Nada de "se chorei ou se sorri": lágrimas no navio, só de histeria, das velhotas simpaticíssimas – e totalmente doidas – que fantasiam sem pudor passar algumas horas na cabine do Rei – esta com varanda e vista pro mar, claro.
Cada passageira tinha uma história para contar, e mais histórias ainda tem Flávio Senna, técnico de som de Roberto Carlos, que, coitado, trabalha bem no meio do público. “Ontem uma senhora gritava, dizendo que tinha pedido um helicóptero para buscá-la no navio, já que não tinha conseguido realizar seu sonho de tirar uma foto com o Roberto”, contou, dando os últimos retoques nos equipamentos para a apresentação de ontem à noite.
Amor e grana
O projeto já é realizado há cinco anos, com uma procura cada vez maior. No ano que vem, serão feitos dois cruzeiros, num navio ainda mais nababesco que o Costa Magica, e as vagas já estão sendo preenchidas. São grupos de amigas de seus 50, 60 anos, casais comemorando bodas, irmãs levando a mãe para a viagem de sua vida e famílias inteiras que têm em comum o amor por Roberto Carlos e uma graninha sobrando.
Quase todos os viajantes são motivados pela esperança de esbarrar com o ídolo no cassino, nos restaurantes ou, quem sabe, em um dos terraços, em um romântico pôr do sol.

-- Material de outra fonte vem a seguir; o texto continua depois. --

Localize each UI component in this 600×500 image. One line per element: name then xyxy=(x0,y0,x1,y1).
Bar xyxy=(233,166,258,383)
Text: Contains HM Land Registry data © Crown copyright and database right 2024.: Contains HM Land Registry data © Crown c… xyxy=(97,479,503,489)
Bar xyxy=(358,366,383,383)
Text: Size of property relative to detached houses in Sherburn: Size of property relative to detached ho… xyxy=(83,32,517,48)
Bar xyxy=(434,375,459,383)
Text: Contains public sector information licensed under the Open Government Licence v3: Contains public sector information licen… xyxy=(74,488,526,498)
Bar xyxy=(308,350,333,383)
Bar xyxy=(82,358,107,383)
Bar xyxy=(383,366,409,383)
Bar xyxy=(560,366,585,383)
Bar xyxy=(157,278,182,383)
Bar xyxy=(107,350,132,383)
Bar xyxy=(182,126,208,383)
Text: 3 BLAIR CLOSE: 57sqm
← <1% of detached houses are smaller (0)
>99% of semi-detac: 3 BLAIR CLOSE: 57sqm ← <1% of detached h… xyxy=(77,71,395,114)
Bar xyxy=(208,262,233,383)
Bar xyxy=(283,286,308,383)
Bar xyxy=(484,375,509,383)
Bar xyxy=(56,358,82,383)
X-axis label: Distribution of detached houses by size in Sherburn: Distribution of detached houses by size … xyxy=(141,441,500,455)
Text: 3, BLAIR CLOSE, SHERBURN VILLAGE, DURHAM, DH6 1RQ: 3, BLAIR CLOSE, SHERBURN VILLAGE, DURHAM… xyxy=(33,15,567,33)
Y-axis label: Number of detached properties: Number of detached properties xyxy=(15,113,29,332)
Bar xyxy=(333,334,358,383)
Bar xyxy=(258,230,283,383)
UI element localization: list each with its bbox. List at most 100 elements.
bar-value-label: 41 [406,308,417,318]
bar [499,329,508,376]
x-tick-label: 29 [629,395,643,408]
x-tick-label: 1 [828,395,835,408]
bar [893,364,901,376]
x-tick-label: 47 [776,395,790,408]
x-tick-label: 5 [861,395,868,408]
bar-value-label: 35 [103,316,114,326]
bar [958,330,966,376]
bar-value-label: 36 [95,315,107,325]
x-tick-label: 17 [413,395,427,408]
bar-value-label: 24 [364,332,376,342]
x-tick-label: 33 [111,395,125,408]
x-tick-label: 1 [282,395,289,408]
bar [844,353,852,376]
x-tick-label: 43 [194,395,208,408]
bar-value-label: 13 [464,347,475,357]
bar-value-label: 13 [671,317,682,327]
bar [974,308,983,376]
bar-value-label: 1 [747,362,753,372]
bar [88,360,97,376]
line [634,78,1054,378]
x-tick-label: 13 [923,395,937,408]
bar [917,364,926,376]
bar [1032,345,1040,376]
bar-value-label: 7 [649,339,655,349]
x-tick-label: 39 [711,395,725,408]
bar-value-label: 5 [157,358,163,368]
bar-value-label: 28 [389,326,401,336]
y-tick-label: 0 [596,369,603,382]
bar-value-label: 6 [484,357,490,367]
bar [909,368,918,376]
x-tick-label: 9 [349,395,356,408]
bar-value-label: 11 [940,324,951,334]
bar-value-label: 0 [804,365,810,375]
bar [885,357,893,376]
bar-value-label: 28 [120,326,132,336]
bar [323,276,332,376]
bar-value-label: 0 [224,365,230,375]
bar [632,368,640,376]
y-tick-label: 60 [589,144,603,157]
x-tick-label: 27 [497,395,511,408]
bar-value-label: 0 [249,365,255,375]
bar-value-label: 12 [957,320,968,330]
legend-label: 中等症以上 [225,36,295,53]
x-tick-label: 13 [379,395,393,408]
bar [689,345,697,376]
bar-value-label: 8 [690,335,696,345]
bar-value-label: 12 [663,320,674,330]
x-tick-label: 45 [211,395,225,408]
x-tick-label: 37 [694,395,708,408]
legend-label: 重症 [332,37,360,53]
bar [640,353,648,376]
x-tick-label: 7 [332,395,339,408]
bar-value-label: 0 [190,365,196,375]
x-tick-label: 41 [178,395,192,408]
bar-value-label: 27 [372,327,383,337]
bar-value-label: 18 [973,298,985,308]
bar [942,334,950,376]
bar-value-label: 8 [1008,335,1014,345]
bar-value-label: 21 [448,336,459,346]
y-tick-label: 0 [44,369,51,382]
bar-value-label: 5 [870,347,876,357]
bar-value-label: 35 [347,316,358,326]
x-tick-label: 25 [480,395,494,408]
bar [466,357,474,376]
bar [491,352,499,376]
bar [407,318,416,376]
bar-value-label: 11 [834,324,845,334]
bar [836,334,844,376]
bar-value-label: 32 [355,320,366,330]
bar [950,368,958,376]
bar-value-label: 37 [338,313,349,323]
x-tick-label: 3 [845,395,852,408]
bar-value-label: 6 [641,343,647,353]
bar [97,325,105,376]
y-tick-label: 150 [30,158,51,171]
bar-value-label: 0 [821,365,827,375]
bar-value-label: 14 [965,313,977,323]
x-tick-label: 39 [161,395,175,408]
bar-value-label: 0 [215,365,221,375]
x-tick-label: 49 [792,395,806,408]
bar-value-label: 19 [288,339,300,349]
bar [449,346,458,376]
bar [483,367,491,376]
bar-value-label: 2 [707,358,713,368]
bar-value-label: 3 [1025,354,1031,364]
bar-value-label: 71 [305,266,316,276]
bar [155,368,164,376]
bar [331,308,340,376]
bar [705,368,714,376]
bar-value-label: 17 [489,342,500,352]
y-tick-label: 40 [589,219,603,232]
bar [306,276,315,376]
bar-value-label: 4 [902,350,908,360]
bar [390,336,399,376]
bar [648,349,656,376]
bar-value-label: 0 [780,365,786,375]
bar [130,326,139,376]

Mas a verdade é que o Rei não sai de sua cabine para nada, embora a produção goste de espalhar que ele faz seus passeios pelos salões na alta madrugada.
Com outras motivações, por assim dizer, dezenas de jornalistas embarcaram ontem, em Búzios, para passar um dia vivendo as tais emoções em alto mar, fazendo a viagem até Angra dos Reis, onde foi realizado o show, às 23h30, e de onde o navio seguiria até Santos, seu porto final.
Ainda no porto de Búzios, esperando para pegar a lancha até o navio, era fácil separar os repórteres e fotógrafos em dois grupos: os animados e curiosos, a maioria ali pela primeira vez, e outros com uma certa expressão de preguiça, pois já sabiam o excesso de trabalho – e de estímulos visuais e auditivos! – que os esperava naquele dia.
Las Vegas do mundo bizarro
Eu nem sabia ainda que eles tinham, em parte, razão para o desânimo... Mas o fato é que, noves fora zero, é uma experiência e tanto. Depois de deixar a carteira de identidade com os italianos e receber um crachá e um cartão de consumo, entramos num mundo diferente de qualquer coisa que eu já vi – uma espécie de Las Vegas flutuante, e mais pobrinha e úmida, claro.
Antes de tomar uma taça de espumante de boas vindas, um susto: uma repórter do meu lado pergunta: “É ele ali no elevador?”. A cor dos cabelos, de um preto total, é a resposta. É apenas um fã-clone, que de perto nem é tão parecido com o ídolo.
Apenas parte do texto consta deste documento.